While investigating the company’s driver assistance system, the NHTSA has also been discussing another camera issue with the automaker.
Almost half a million Tesla vehicles have been recalled, covering the years 2014 through 2021.
As a result of rearview camera issues related to the 2017-2020 Model 3 and front hood problems with the Model S, the electric vehicle manufacturer is recalling 356,309 vehicles, according to the regulator.
Tesla was unavailable for comment to a Reuters media request.
The opening and closing of the trunk lid of Model 3 sedans may damage the cable harness of the rearview camera, preventing the image from displaying, according to the NHTSA.
Regarding the issue, Tesla identified 2,301 warranty claims and 601 field reports for U.S. vehicles.
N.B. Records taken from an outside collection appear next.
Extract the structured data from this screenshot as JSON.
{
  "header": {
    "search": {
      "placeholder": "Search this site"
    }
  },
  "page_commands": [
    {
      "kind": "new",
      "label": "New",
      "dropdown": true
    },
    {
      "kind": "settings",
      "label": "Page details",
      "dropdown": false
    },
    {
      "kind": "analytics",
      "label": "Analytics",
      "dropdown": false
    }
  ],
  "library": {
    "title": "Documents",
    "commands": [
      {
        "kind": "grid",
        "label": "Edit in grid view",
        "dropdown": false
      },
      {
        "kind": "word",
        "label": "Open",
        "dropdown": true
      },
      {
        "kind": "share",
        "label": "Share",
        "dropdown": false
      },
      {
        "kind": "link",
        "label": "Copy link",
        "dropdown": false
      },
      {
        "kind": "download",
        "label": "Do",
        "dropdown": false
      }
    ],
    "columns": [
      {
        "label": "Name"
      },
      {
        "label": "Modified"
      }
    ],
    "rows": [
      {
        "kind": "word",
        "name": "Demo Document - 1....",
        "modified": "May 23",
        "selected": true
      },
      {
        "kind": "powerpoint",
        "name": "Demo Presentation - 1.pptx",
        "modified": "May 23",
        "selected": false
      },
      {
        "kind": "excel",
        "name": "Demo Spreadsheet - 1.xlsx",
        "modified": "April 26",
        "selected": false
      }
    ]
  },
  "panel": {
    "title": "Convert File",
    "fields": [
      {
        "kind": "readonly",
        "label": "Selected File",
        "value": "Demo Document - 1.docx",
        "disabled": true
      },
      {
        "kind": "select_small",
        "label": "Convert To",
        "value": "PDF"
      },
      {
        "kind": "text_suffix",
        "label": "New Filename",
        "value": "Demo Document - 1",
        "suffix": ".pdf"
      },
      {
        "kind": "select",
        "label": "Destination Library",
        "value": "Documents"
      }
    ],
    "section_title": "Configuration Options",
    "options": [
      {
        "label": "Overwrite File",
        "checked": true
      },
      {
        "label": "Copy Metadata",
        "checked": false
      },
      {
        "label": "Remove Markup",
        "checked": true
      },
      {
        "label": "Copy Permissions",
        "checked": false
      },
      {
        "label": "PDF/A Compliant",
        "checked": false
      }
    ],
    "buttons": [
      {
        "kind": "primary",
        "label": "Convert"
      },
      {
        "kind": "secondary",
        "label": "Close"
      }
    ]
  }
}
Tesla said latch problems can cause front trunks to open “without warning, obstructing the driver’s visibility and increasing the risk of a crash.”
There have been no crashes, injuries, or deaths related to Tesla’s recall of Model 3 and Model S cars, the NHTSA reported.
In the morning, Tesla shares fell as much as 3% before rebounding to last around $1,088.76. The company is expected to announce record quarterly vehicle deliveries as early as Saturday.
Issues with Telsa Cameras
The NHTSA said it was in talks with executives regarding side-view cameras in some vehicles this month.
According to CNBC, some U.S.-made vehicles had defective repeater cameras and Tesla replaced the cameras without recalling the parts.
Over the past year, the NHTSA has also investigated 580,000 Tesla vehicles because the automaker allowed games to be played on screens while driving.
According to the NHTSA, Tesla has subsequently agreed to remove gaming features while its cars are moving.
In response to pressure from NHTSA, the company recalled 135,000 vehicles in February that have touch-screen displays that may malfunction and cause a crash.
After a series of accidents involving models and emergency vehicles, the NHTSA opened a formal safety investigation into Tesla Inc’s Autopilot driver assistance system in August.